Classic literature often imbues a strong didactic and moral focus, which lends perfectly to coming-of-age novels, especially of the Bildungsroman variety. Consider the following stories which may appeal to your teenage readers to help them understand and navigate the treacherous waters of adolescence.
  • The Adventures of Huckleberry Finn and The Adventures of Tom Sawyer by Mark Twain.
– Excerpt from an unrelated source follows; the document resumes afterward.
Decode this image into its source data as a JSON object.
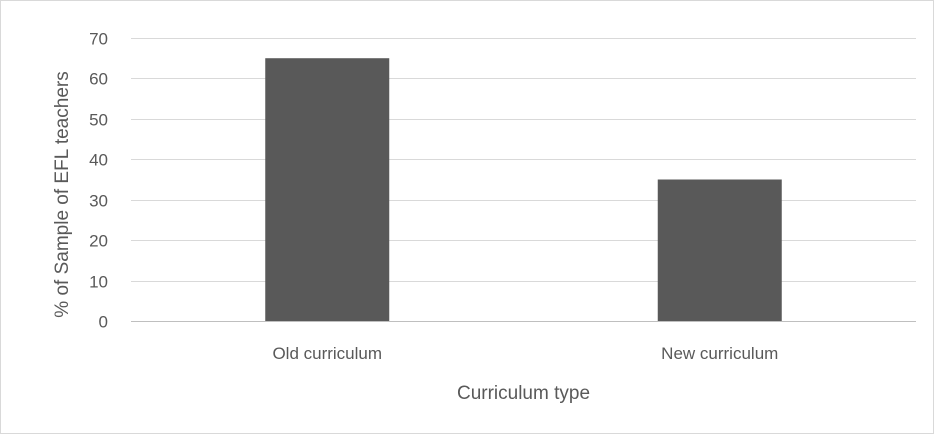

These perennial favorites told with the characteristic warmth and wit of the author of Tom Sawyer, this book use harrowing adventure to take two friends from heedless naivety to self-aware maturity.
  • Little Women by Louisa May Alcott takes four sister on their gentle journey from carefree childhood to the responsibilities of womanhood, with protagonist Jo being the key character determined to forge a new path against social constraints.
  • A Portrait of the Artist as a Young Man by James Joyce pertains particularly to older teens struggling with the decision of what to do with their lives as it follows the protagonist who must decide whether to embark upon the career he wants versus the career his family wants for him.
  • The Yearling by Marjorie Kinnan Rawlings tells the tale of an indigent boy who adopts an abandoned fawn who accompanies him as he grows into adolescence. The book ends with the necessity of a desperate choice that forces maturity upon him.
  • The Secret Garden by Frances Hodgson Burnett. Sent to live with her uncle and cousins, an orphan joins forces with a local boy and transforms a neglected garden into paradise.
  • Anne of Green Gables by Lucy Maud Montgomery. A plucky and precocious orphaned girl goes to live with an pair of middle-aged siblings who would prefer a boy.
  • Great Expectations by Charles Dickens (originally in three volumes). Far from the only coming-of-age novel written by this venerated author, this is considered his best. It features an orphaned boy of mean birth who dares to dream of becoming a gentleman.
  • As I Lay Dying by William Faulkner. A harrowing journey to bury a family’s mother ranges from deep pathos to dark humor.
  • The House of Mirth by Edith Wharton. Although the protagonist is fully adult at the age of 29, she emerges from a prolonged state of adolescence as her search for endless admiration and wealth lead to scandal.
  • Peter Pan by J. M. Barrie. First introduced in The Little White Bird as the boy who never grew up, even perpetual childhood delivers lessons in maturity, especially for the Darling siblings who cannot stay in Neverland.
  • The Grapes of Wrath by John Steinbeck follows the Dust Bowl migration of an Oklahoma farming family driven from their homestead to California.
  • The Beautiful and the Damned by F. Scott Fitzgerald. Another coming-of-age novel that features an adult protagonist enjoying and extended adolescence, this book follows the heir to an enormous fortune who squanders his wealth.
  • Alice’s Adventures in Wonderland and Through the Looking Glass by Lewis Carroll. A whimsical world filled with unexpected danger teaches young Alice some important life lessons.
  • Pride and Prejudice, Mansfield Park, Sense and Sensibility, Persuasion, Northanger Abbey, and Emma by Jane Austen. In Regency England, a young woman lived a life of perpetual childhood unless and until she married. Enjoy Austen’s sharp wit as you follow young heroines as they navigate society and societal expectations. Note that only Mansfield Park begins with the heroine as a child.
  • To the Lighthouse by Virginia Woolf focuses on philosophical introspection upon the power of childhood emotions pertinent to a family visiting the Isle of Skye.
  • The Rise of Silas Lapham by William Dean Howells uses humor and the rise and fall of fortune to deliver moral lessons.